Dass Pegida davor warne, dass Deutschland überfremdet werde, deute auf soziale Ängste hin, sagte Schäuble. "Eine moderne, freiheitliche Gesellschaft hängt davon ab, dass die Menschen das Gefühl haben, es geht in ihr fair zu. Wenn diese Grundvoraussetzung für sozialen Zusammenhalt verloren geht, wird das Gesamtsystem geschwächt."

Entwicklungsminister Gerd Müller (CSU) forderte, Deutschland müsse langfristig solidarischer gegenüber Flüchtlingen sein. "Es werden in Zukunft noch mehr Menschen fliehen. Experten sprechen allein von 200 Millionen Klimaflüchtlingen", sagte Müller der Leipziger Volkszeitung.
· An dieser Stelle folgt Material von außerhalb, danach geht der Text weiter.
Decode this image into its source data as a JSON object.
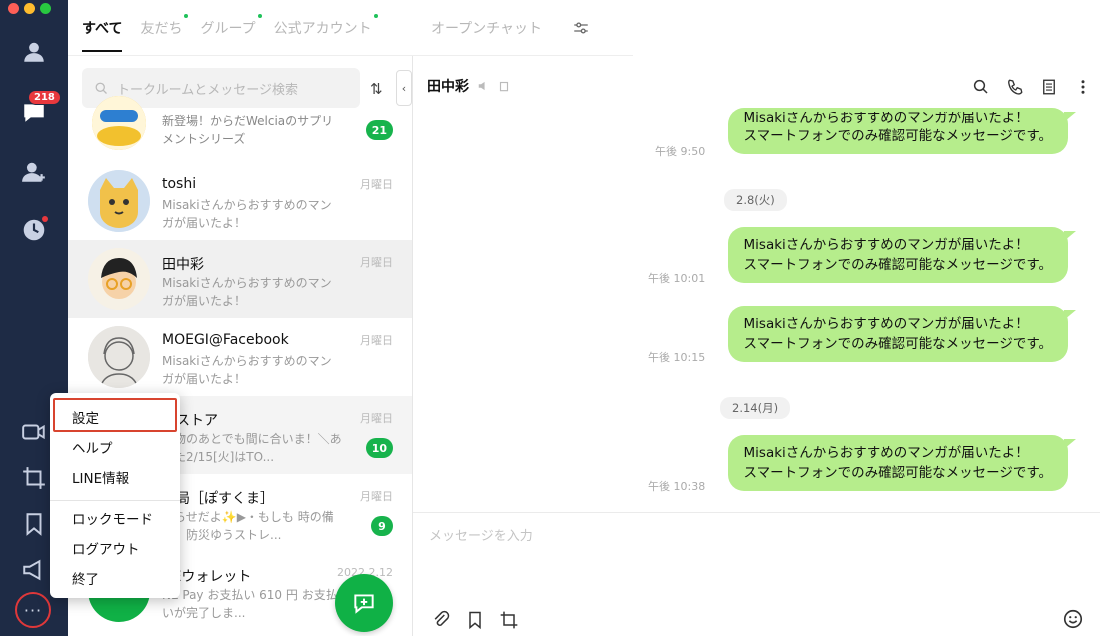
{
  "rail": {
    "chat_badge": "218"
  },
  "tabs": [
    {
      "label": "すべて"
    },
    {
      "label": "友だち"
    },
    {
      "label": "グループ"
    },
    {
      "label": "公式アカウント"
    },
    {
      "label": "オープンチャット"
    }
  ],
  "search": {
    "placeholder": "トークルームとメッセージ検索"
  },
  "chats": [
    {
      "name": "",
      "preview": "新登場！からだWelciaのサプリメントシリーズ",
      "date": "",
      "badge": "21"
    },
    {
      "name": "toshi",
      "preview": "Misakiさんからおすすめのマンガが届いたよ！",
      "date": "月曜日",
      "badge": ""
    },
    {
      "name": "田中彩",
      "preview": "Misakiさんからおすすめのマンガが届いたよ！",
      "date": "月曜日",
      "badge": ""
    },
    {
      "name": "MOEGI@Facebook",
      "preview": "Misakiさんからおすすめのマンガが届いたよ！",
      "date": "月曜日",
      "badge": ""
    },
    {
      "name": "急ストア",
      "preview": "買物のあとでも間に合いま！＼あした2/15[火]はTO...",
      "date": "月曜日",
      "badge": "10"
    },
    {
      "name": "更局［ぽすくま］",
      "preview": "知らせだよ✨▶・もしも 時の備え、防災ゆうストレ...",
      "date": "月曜日",
      "badge": "9"
    },
    {
      "name": "NEウォレット",
      "preview": "NE Pay お支払い 610 円 お支払いが完了しま...",
      "date": "2022.2.12",
      "badge": ""
    }
  ],
  "menu": {
    "items": [
      "設定",
      "ヘルプ",
      "LINE情報",
      "ロックモード",
      "ログアウト",
      "終了"
    ]
  },
  "chat": {
    "title": "田中彩",
    "messages": [
      {
        "line1": "Misakiさんからおすすめのマンガが届いたよ！",
        "line2": "スマートフォンでのみ確認可能なメッセージです。",
        "time": "午後 9:50"
      },
      {
        "line1": "Misakiさんからおすすめのマンガが届いたよ！",
        "line2": "スマートフォンでのみ確認可能なメッセージです。",
        "time": "午後 10:01"
      },
      {
        "line1": "Misakiさんからおすすめのマンガが届いたよ！",
        "line2": "スマートフォンでのみ確認可能なメッセージです。",
        "time": "午後 10:15"
      },
      {
        "line1": "Misakiさんからおすすめのマンガが届いたよ！",
        "line2": "スマートフォンでのみ確認可能なメッセージです。",
        "time": "午後 10:38"
      }
    ],
    "date_chips": [
      "2.8(火)",
      "2.14(月)"
    ],
    "input_placeholder": "メッセージを入力"
  },
  "colors": {
    "rail_bg": "#1e2b45",
    "accent_green": "#10b146",
    "bubble_green": "#b6ed8c",
    "highlight_red": "#d8442f",
    "badge_red": "#e8383d"
  }
}
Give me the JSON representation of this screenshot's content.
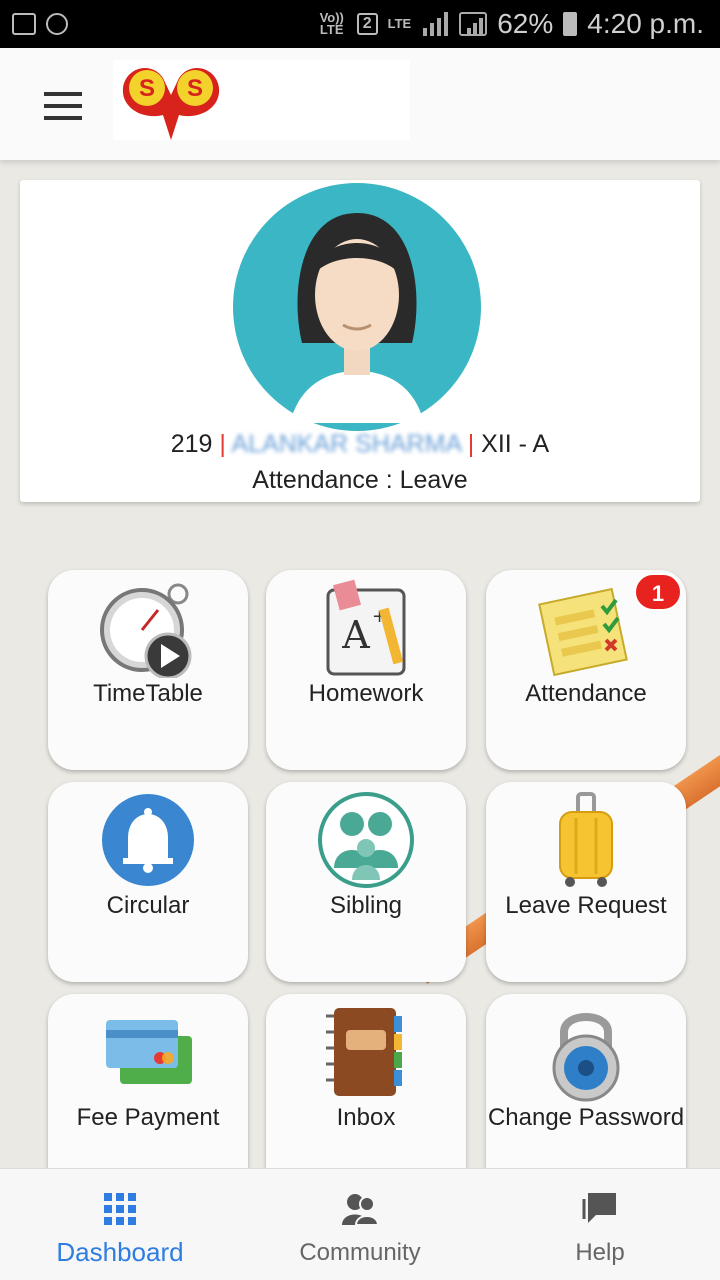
{
  "status_bar": {
    "network_label": "Vo)) LTE",
    "sim": "2",
    "lte": "LTE",
    "battery": "62%",
    "time": "4:20 p.m."
  },
  "app_bar": {
    "menu_icon": "hamburger-menu-icon",
    "logo_text": "SS"
  },
  "profile": {
    "roll": "219",
    "separator": "|",
    "name": "ALANKAR SHARMA",
    "class": "XII - A",
    "attendance": "Attendance : Leave"
  },
  "tiles": [
    {
      "label": "TimeTable",
      "icon": "stopwatch-icon"
    },
    {
      "label": "Homework",
      "icon": "notebook-pencil-icon"
    },
    {
      "label": "Attendance",
      "icon": "checklist-icon",
      "badge": "1"
    },
    {
      "label": "Circular",
      "icon": "bell-icon"
    },
    {
      "label": "Sibling",
      "icon": "family-icon"
    },
    {
      "label": "Leave Request",
      "icon": "suitcase-icon"
    },
    {
      "label": "Fee Payment",
      "icon": "credit-cards-icon"
    },
    {
      "label": "Inbox",
      "icon": "address-book-icon"
    },
    {
      "label": "Change Password",
      "icon": "padlock-icon"
    }
  ],
  "bottom_nav": [
    {
      "label": "Dashboard",
      "icon": "grid-icon",
      "active": true
    },
    {
      "label": "Community",
      "icon": "people-icon"
    },
    {
      "label": "Help",
      "icon": "chat-bubble-icon"
    }
  ],
  "colors": {
    "accent": "#2f7de1",
    "badge": "#e8231f",
    "avatar_bg": "#3bb6c4"
  }
}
Deshalb müssten "alle viel, viel mehr Solidarität üben".

Auch die Hamburger Bischöfin Kirsten Fehrs kritisierte in ihrer Weihnachtspredigt am Heiligen Abend fremdenfeindliche Proteste. "Mich erschrecken die Bilder von Demonstrationen, bei denen Tausende von Menschen schweigend durch die Straßen ziehen und signalisieren: Wir wollen hier weniger Flüchtlinge, am liebsten gar keine. Mir fehlt jedes Verständnis dafür", sagte die evangelische Bischöfin.
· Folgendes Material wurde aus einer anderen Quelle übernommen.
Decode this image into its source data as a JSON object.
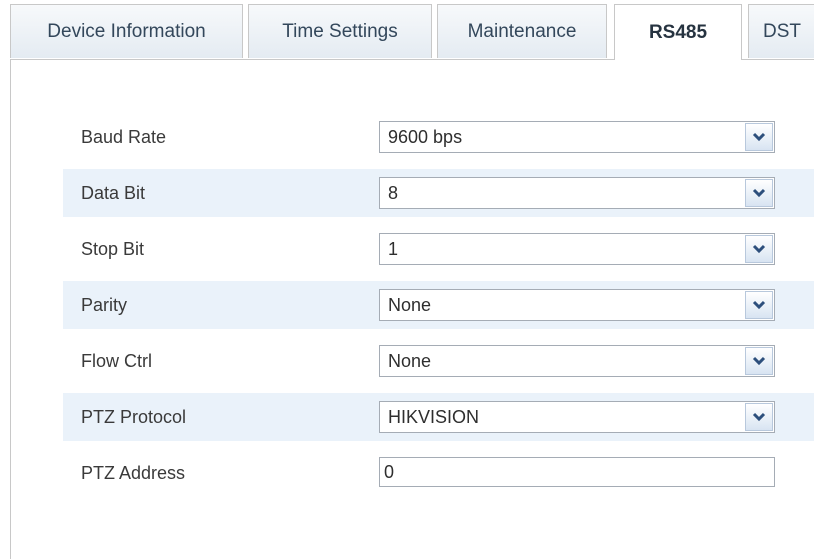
{
  "tabs": [
    {
      "label": "Device Information",
      "active": false
    },
    {
      "label": "Time Settings",
      "active": false
    },
    {
      "label": "Maintenance",
      "active": false
    },
    {
      "label": "RS485",
      "active": true
    },
    {
      "label": "DST",
      "active": false
    }
  ],
  "form": {
    "baud_rate": {
      "label": "Baud Rate",
      "value": "9600 bps"
    },
    "data_bit": {
      "label": "Data Bit",
      "value": "8"
    },
    "stop_bit": {
      "label": "Stop Bit",
      "value": "1"
    },
    "parity": {
      "label": "Parity",
      "value": "None"
    },
    "flow_ctrl": {
      "label": "Flow Ctrl",
      "value": "None"
    },
    "ptz_protocol": {
      "label": "PTZ Protocol",
      "value": "HIKVISION"
    },
    "ptz_address": {
      "label": "PTZ Address",
      "value": "0"
    }
  },
  "icons": {
    "dropdown": "chevron-down-icon"
  },
  "colors": {
    "row_shade": "#eaf2fa",
    "chevron": "#2d4f7c",
    "border": "#c8c8c8"
  }
}
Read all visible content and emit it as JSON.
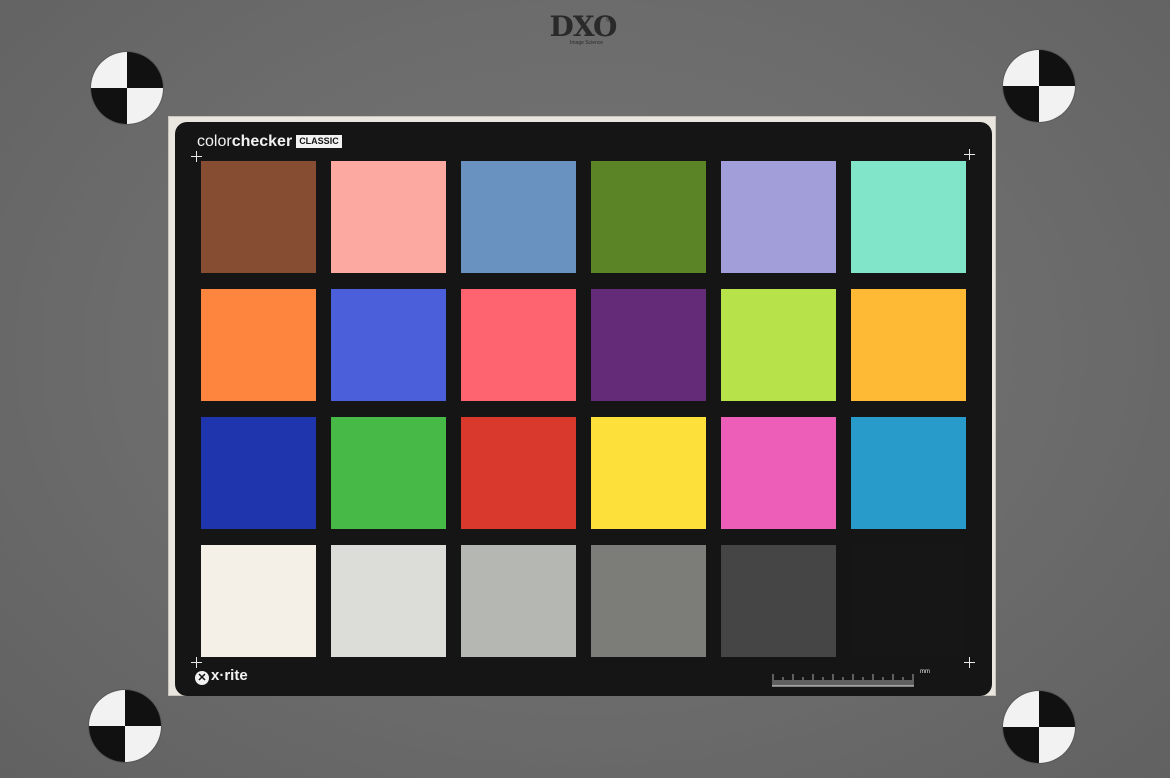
{
  "logo": {
    "text": "DXO",
    "registered": "®",
    "subtitle": "Image Science"
  },
  "card": {
    "brand_light": "color",
    "brand_bold": "checker",
    "brand_badge": "CLASSIC",
    "maker": "x·rite",
    "maker_mark": "✕",
    "ruler_unit": "mm"
  },
  "colors": {
    "background_gray": "#6e6e6e",
    "card_black": "#151515",
    "patches": [
      [
        "#874d33",
        "#fcaaa1",
        "#6a92c1",
        "#5a8426",
        "#a19ed9",
        "#80e5c9"
      ],
      [
        "#fd853d",
        "#4a5fd9",
        "#fe6470",
        "#642c78",
        "#b7e24a",
        "#feb935"
      ],
      [
        "#1f35ad",
        "#46b946",
        "#d9392d",
        "#fde039",
        "#ec5eb7",
        "#289bca"
      ],
      [
        "#f4f0e7",
        "#dcdcd8",
        "#b5b7b3",
        "#7c7c79",
        "#454545",
        "#161616"
      ]
    ]
  },
  "icons": [
    "registration-target-icon",
    "crosshair-icon",
    "ruler-scale"
  ]
}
Sachsen will sich für die Einstufung Tunesiens als sogenanntes sicheres Herkunftsland starkmachen. Das heißt, dass Asylanträge von Tunesiern in der Regel als unbegründet abgelehnt werden könnten. Zur Begründung sagte Sachsens Innenminister Markus Ulbig (CDU), Tunesien habe als einziges arabisches Land erfolgreich einen Transformationsprozess hinter sich gebracht. "Dort gibt es demokratische Wahlen und eine vernünftige Verfassung. Es gibt keine politische Verfolgung. Wir haben eine Anerkennungsquote von praktisch null."